Thursday, 17 December 2015
Poster Hall (Moscone South)
Elias Rafn Heimisson1, Andrew J Hooper2 and Freysteinn Sigmundsson1, (1)University of Iceland, Nordic Volcanological Center, Institute of Earth Sciences, Reykjavik, Iceland, (2)University of Leeds, COMET, School of Earth and Environment, Leeds, United Kingdom
Abstract:
An important aspect of eruption forecasting is predicting the path of propagating dikes. We have developed a method, which applies the minimum potential energy principle, for forecasting the path of laterally propagating dikes given the starting point of propagation. The method is computationally feasible and can be used to form a probability distribution for dike location in near-real time.

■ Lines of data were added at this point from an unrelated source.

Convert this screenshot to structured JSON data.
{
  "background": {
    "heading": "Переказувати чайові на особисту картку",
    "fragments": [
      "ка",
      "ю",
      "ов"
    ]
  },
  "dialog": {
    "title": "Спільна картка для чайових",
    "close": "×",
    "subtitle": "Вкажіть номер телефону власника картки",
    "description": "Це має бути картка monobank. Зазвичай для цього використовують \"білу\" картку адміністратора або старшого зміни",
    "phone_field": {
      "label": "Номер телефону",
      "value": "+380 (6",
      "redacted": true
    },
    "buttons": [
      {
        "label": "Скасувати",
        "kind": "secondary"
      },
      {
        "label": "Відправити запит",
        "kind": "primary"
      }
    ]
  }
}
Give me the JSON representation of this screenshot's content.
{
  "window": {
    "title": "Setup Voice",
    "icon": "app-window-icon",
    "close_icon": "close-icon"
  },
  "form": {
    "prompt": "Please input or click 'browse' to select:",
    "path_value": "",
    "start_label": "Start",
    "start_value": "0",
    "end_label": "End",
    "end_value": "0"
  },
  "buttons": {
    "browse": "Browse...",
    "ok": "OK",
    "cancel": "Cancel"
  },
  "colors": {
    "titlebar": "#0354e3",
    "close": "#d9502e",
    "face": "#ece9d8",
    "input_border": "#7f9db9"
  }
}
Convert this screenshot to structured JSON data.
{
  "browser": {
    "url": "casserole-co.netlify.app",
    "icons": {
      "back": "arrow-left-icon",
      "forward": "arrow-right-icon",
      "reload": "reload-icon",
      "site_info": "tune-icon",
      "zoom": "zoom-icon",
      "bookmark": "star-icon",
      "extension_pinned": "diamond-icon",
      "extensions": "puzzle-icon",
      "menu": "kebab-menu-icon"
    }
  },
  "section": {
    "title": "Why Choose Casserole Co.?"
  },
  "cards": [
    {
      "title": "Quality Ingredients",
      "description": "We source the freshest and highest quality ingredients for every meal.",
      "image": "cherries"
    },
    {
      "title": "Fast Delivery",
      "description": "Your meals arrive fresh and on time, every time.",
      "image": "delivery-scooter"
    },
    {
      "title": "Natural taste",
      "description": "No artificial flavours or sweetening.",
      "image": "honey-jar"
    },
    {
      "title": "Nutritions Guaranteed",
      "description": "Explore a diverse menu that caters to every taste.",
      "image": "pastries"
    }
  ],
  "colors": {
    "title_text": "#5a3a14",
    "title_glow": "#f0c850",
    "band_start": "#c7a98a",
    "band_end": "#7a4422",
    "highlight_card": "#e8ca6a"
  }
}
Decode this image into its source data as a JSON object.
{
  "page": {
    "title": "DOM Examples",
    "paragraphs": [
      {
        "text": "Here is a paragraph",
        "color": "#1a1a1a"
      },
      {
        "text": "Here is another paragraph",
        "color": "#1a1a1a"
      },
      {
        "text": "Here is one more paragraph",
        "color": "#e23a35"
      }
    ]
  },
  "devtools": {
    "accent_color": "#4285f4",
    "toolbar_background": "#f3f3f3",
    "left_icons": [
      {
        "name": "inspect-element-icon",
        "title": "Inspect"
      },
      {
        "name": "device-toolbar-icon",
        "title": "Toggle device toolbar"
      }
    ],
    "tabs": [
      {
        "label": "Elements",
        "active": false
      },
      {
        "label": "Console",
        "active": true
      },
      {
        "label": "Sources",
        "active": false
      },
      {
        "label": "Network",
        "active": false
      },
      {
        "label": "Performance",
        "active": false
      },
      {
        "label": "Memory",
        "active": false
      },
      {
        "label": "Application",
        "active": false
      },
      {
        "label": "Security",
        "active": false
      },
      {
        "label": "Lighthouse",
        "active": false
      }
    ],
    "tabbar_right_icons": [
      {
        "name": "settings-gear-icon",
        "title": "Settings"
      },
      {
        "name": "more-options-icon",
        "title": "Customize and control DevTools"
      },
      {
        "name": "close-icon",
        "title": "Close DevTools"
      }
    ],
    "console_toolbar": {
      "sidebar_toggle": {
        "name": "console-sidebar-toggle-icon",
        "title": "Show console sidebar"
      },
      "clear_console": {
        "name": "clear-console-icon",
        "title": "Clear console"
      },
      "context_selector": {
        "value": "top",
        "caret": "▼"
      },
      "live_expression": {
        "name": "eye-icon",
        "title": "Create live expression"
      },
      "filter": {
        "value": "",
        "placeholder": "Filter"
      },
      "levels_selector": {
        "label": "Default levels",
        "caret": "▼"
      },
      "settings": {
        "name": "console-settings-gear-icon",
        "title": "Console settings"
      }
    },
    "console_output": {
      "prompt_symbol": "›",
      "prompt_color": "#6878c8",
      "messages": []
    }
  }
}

We have compared our model to the propagation of the 2014 and 1996 dikes in the Bardarbunga volcanic system, Iceland. We found good agreement between predicted and observed propagation. Topography is very important for the model and our preferred forecasting model combines strain energy change of the crust and considers pressure gradients due to topography. We tested the influence of topography by running the model assuming no topography and found the path of the 2014 dike could not be hindcasted. The results suggest that not only is lateral dike propagation governed by deviatoric stresses but also pressure gradients and may, to lesser extent, be influenced by gravitational energy. Furthermore, the model predicts the formation of curved dikes around cone shape structures without the assumption of local deviatoric stress field. We suggest that a likely eruption site for a laterally propagating dike is in a topographic low. The method presented here is simple and computationally feasible. Our results indicate that this kind of a model can be applied to mitigate volcanic hazards in regions where the tectonic setting promotes formation of laterally propagating vertical intrusive sheets.